The previous offences were seven counts of false pretences, one count of incurring a debt by false pretences, one count of misappropriation of property with a circumstance of aggravation.  It can be seen they were offences of a similar kind.  In addition to being sentenced to 18 months' imprisonment wholly suspended for a period of three years, the applicant was ordered to pay compensation of $8,058.55 and given four years within which to pay that amount.  At the time he appeared for sentencing on the present matter on 13 July 2001 he had not yet paid any of that money.

In addition to the offences to which I have referred, the applicant had previously been convicted on 24 May 1995 for similar offences of false pretences and stealing.  On that occasion he'd been sentenced to 18 months' probation.  On 2 December 1998 he appeared in Court for breach of probation order.  The offences for which he was sentenced to 18 months' imprisonment wholly suspended for a period of three years were committed in breach of that probation order.
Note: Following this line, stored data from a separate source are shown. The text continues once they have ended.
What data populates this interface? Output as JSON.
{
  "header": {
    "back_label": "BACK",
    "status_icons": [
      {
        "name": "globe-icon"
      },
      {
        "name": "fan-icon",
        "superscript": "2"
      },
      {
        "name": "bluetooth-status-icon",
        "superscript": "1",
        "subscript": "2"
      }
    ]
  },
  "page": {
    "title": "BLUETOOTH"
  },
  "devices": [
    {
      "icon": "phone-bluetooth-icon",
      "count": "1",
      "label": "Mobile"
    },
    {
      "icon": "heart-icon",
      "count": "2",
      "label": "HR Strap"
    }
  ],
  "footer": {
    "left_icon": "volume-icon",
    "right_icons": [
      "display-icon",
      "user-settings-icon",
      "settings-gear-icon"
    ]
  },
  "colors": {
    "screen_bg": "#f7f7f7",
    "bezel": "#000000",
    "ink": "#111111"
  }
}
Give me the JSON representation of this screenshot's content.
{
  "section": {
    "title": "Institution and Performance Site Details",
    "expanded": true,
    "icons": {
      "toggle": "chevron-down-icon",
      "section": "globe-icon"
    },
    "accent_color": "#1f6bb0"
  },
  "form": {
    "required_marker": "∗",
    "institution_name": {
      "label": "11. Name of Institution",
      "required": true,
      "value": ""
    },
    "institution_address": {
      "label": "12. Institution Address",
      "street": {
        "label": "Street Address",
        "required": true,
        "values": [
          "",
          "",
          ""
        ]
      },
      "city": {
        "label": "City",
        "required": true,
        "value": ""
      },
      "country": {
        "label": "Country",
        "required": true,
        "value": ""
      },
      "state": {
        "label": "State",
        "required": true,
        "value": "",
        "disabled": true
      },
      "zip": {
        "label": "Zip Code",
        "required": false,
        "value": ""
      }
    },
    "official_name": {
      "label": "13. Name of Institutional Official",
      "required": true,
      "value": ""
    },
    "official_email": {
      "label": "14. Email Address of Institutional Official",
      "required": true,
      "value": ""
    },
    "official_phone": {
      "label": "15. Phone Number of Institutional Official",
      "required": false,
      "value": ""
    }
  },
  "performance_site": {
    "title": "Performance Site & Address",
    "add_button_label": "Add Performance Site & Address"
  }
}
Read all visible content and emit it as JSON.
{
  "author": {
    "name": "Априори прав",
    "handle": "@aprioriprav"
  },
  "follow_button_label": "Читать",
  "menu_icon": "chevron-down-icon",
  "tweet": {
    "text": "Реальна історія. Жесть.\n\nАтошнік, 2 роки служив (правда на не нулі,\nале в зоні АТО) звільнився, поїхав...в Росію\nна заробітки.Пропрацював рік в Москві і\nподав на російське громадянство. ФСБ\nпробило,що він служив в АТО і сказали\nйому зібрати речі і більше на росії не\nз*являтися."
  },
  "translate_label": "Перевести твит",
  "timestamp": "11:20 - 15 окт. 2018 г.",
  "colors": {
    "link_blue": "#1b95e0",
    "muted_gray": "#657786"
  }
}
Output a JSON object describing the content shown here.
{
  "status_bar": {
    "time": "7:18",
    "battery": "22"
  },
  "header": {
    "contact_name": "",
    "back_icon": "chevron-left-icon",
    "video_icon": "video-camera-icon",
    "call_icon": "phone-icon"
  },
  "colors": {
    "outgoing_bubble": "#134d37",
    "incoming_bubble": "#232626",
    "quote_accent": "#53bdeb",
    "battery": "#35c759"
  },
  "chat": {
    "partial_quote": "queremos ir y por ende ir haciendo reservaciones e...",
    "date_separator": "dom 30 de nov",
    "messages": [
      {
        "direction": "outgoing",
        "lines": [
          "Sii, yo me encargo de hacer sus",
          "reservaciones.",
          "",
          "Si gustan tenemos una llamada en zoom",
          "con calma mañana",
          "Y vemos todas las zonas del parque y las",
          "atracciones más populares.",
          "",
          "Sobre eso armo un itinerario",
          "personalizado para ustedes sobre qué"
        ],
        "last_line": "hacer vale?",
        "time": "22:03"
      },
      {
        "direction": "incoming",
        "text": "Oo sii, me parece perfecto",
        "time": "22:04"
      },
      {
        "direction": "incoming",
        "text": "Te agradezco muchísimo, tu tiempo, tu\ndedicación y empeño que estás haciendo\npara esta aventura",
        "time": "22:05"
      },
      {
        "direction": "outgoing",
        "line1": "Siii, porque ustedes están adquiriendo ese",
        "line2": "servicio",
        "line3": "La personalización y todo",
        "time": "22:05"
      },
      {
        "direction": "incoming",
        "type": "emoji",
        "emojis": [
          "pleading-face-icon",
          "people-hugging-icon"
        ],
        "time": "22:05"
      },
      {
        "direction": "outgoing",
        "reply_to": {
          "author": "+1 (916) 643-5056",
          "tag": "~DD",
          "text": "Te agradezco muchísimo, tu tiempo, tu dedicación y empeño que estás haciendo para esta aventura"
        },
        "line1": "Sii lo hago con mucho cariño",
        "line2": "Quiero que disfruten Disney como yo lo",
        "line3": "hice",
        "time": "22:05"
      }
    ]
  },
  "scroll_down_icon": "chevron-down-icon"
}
A recitation of his history is sufficient to show that it is unlikely that the sentencing Judge would have wholly or partly suspended any sentence she imposed upon him, and certainly not to do so was not an error.  The learned sentencing Judge in sentencing him to two years' imprisonment recognised that he'd cooperated with the police and made full admissions and had entered an early plea, and told him that that would be reflected in the sentence.  There is no error demonstrated in the sentence;  nor could it be said to be manifestly excessive.

In the circumstances, the application for extension of time to lodge an application for leave to appeal against sentence should be refused. 

THE CHIEF JUSTICE:  I agree.

WILLIAMS JA:  I agree.

THE CHIEF JUSTICE:  The application is refused.